The fact that graduate students in the arts and sciences are presumably preparing for positions in education accounts in part for the relative poverty of the School in first-rate minds. For, in spite of education's noisy acclaim as the panacea of social ills and the bulwark of progress, the teaching profession still lags far behind others in earning public esteem and in drawing men of outstanding ability. Until the profession acquires new dignity and lustre, the Schools which train for it will remain under a distinct handicap.
A further difficulty faces the Graduate School in the sheer momentum in the tide of ability turning into other than educational fields and the consequent general low level of ability among students in the School. That low level, however, the University can raise by its own direct action.

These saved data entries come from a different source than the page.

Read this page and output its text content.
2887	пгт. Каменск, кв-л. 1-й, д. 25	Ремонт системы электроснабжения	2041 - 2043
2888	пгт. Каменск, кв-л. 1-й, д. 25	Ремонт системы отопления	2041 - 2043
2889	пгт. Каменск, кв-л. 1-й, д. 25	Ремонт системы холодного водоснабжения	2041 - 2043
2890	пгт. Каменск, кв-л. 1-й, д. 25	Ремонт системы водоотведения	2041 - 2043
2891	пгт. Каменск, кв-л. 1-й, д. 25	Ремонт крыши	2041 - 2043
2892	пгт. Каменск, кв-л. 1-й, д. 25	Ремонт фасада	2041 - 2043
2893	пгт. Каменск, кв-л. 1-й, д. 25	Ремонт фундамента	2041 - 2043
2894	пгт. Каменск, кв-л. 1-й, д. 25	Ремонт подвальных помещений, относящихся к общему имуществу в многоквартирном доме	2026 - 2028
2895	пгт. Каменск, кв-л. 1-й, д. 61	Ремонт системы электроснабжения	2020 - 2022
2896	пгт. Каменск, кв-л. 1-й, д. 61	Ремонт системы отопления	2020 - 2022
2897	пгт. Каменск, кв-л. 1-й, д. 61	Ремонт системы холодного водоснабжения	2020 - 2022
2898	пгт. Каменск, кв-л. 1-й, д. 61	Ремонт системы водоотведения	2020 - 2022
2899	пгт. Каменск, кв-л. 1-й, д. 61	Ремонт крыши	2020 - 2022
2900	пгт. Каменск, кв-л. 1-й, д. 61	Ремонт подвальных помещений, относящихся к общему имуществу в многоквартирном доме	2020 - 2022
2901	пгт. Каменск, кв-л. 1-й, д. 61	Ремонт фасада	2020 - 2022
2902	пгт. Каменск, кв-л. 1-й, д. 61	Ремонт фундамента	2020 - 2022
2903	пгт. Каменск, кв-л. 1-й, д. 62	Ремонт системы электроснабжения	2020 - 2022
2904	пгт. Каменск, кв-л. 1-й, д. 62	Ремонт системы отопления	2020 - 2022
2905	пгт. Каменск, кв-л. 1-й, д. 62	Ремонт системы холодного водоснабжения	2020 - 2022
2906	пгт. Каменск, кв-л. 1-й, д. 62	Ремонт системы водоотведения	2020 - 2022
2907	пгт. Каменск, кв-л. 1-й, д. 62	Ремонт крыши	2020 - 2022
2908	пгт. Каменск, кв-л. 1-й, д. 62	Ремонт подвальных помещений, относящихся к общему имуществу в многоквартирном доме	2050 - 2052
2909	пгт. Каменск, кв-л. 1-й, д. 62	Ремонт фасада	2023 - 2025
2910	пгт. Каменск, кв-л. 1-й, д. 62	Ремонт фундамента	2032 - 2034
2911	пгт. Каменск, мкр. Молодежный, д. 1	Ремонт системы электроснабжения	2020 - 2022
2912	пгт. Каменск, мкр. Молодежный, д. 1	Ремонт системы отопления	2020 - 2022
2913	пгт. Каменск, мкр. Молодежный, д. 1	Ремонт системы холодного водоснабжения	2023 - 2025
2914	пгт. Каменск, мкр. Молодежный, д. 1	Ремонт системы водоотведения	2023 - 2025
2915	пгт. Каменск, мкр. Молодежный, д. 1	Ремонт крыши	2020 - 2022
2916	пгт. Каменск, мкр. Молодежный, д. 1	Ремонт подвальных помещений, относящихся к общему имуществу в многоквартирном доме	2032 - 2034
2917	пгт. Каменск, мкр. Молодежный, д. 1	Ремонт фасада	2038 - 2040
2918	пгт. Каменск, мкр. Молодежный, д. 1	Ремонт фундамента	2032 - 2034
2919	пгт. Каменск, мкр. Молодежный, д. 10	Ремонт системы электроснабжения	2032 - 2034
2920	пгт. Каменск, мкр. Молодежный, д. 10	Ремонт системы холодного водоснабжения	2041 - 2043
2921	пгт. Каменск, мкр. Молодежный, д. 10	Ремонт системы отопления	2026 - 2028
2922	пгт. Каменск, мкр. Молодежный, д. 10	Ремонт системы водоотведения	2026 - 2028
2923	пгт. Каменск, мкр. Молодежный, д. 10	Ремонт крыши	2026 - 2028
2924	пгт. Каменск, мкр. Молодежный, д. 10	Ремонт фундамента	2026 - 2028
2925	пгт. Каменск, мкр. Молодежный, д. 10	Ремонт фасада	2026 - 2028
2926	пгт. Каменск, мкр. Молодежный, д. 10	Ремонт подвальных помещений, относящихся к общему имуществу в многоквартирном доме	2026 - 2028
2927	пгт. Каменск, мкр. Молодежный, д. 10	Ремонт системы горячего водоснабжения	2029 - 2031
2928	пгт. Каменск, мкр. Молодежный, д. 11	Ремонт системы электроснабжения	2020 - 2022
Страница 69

The standard cannot best be raised by stricter academic requirements for admission and for awarding degrees. The man who leaves Widener with a sheaf of notes larger than the volume he has been reading can meet scholastic requirements perhaps even more easily than the original, mentally living, student. President Lowell characterizes this type of intellectual adding-machine in his phrase, "industrious rather than imaginative." Between this kind of essentially receptive mind and the valuable creative and imaginative mind, some distinction must be made other than the misleading one of course grades.
Selection of students, based on general personal qualifications as well as on set scholastic attainment, should be the means, as it is in the Professional Schools, for weeding out the plodders. With the elimination of these men, whose theses are often more statistical records of insignificant events, professors would be freer for assisting abler students. Moreover restriction of membership in the Graduate School to first-rank scholars, men of definite intellectual vitality, would be the surest means of increasing the School's prestige and of attracting more students of the best type.